For most people, the 20mph limit was put into place as a way to protect people from the risk of harm. However, one of the most pressing questions for most people is whether or not it’s actually helped to deal with the problems caused by speeding. A recent report published about roads in Wales has found that the 20mph speed limits have only seen a real reduction in speed of just over 2mph. The report was published by a company called Agilysis, and it looked at the behaviour of drivers for a month after the scheme was introduced. The study found that even though the schemes were in place, drivers weren’t actually cutting their speed in any meaningful fashion - disobeying the new rules in the process.

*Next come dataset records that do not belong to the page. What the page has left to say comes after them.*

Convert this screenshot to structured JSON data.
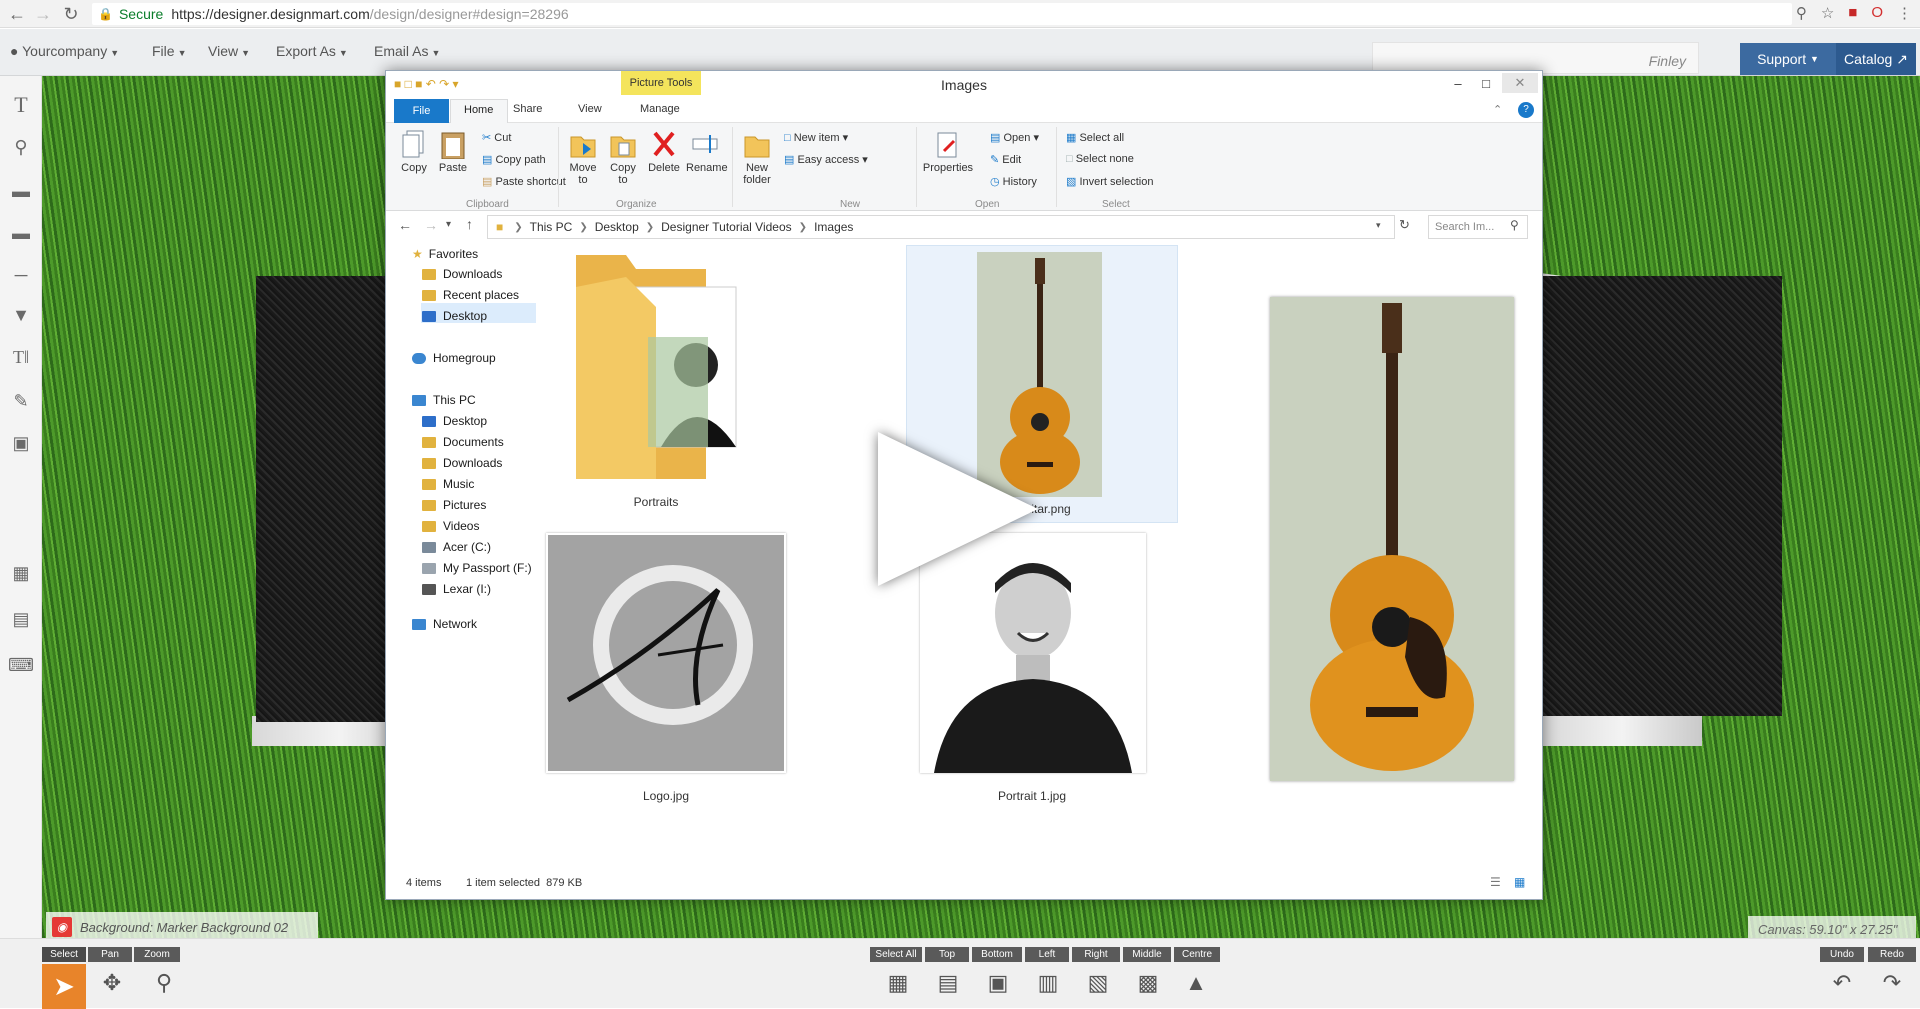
{
  "browser": {
    "secure_label": "Secure",
    "url_host": "https://designer.designmart.com",
    "url_path": "/design/designer#design=28296"
  },
  "appbar": {
    "company": "Yourcompany",
    "menus": [
      "File",
      "View",
      "Export As",
      "Email As"
    ],
    "user_name": "Finley",
    "support_label": "Support",
    "catalog_label": "Catalog"
  },
  "explorer": {
    "title": "Images",
    "picture_tools": "Picture Tools",
    "tabs": [
      "File",
      "Home",
      "Share",
      "View",
      "Manage"
    ],
    "ribbon": {
      "copy": "Copy",
      "paste": "Paste",
      "cut": "Cut",
      "copy_path": "Copy path",
      "paste_shortcut": "Paste shortcut",
      "move_to": "Move to",
      "copy_to": "Copy to",
      "delete": "Delete",
      "rename": "Rename",
      "new_folder": "New folder",
      "new_item": "New item",
      "easy_access": "Easy access",
      "properties": "Properties",
      "open": "Open",
      "edit": "Edit",
      "history": "History",
      "select_all": "Select all",
      "select_none": "Select none",
      "invert_selection": "Invert selection",
      "groups": [
        "Clipboard",
        "Organize",
        "New",
        "Open",
        "Select"
      ]
    },
    "breadcrumb": [
      "This PC",
      "Desktop",
      "Designer Tutorial Videos",
      "Images"
    ],
    "search_placeholder": "Search Im...",
    "nav": {
      "favorites": "Favorites",
      "fav_items": [
        "Downloads",
        "Recent places",
        "Desktop"
      ],
      "homegroup": "Homegroup",
      "this_pc": "This PC",
      "pc_items": [
        "Desktop",
        "Documents",
        "Downloads",
        "Music",
        "Pictures",
        "Videos",
        "Acer (C:)",
        "My Passport (F:)",
        "Lexar (I:)"
      ],
      "network": "Network"
    },
    "files": [
      {
        "name": "Portraits"
      },
      {
        "name": "Guitar.png"
      },
      {
        "name": "Logo.jpg"
      },
      {
        "name": "Portrait 1.jpg"
      }
    ],
    "status": {
      "items": "4 items",
      "selected": "1 item selected  879 KB"
    }
  },
  "canvas": {
    "background_label": "Background: Marker Background 02",
    "size_label": "Canvas: 59.10\" x 27.25\""
  },
  "bottom": {
    "mode_labels": [
      "Select",
      "Pan",
      "Zoom"
    ],
    "align_labels": [
      "Select All",
      "Top",
      "Bottom",
      "Left",
      "Right",
      "Middle",
      "Centre"
    ],
    "history_labels": [
      "Undo",
      "Redo"
    ]
  }
}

These new limits have been a bit of a contentious topic for a while across Wales, and there’s even been a petition which was signed and put to the Welsh Government which called for the whole thing to be scrapped.
Limits and Restrictions
The analysis which Agilysis created looked at one sample area, and had data from more than 10,000 vehicle movements. The details of their report has shown that the information was collected automatically using a combination of location technology and information generated via new cars which have data-collection tools provided by the manufacturers. A close examination of the changes in speed showed that once the scheme was introduced - after the first week - the average speed of motorists in the sample area had dropped by 3.1mph on average. However, this fell to 2.3mph after a month of the new rules being in place.
An Expert Opinion
Richard Owen was the author of the report, and the CEO of Agilysis. He had the following to say about the report: “The evidence on this smaller sample of roads indicates there is no room for complacency. Although the majority of motorists are sticking to the limit, there will be concerns about the minority who haven’t adjusted their speed choices enough. Understanding which roads are seeing lower levels of compliance could be critical in targeting education and enforcement to achieve better compliance. To add some context, the industry usually considers the top 15% – referred to as the 85th percentile – as an indication of where to look at speed management, whether that’s engineering like speed bumps or gates or some kind of enforcement. However, it seems no one can yet enforce the 20mph limits anywhere in the UK because the equipment needs to go through a type of approval process and the government system is so backlogged and has been for about a decade, things are taking an age to make it all the way through. I was at a conference this week where understandably 20mph was raised a few times and they talked about an updated report which reviewed similar schemes in Scotland, Ireland and England and the effect it’s had on casualties.”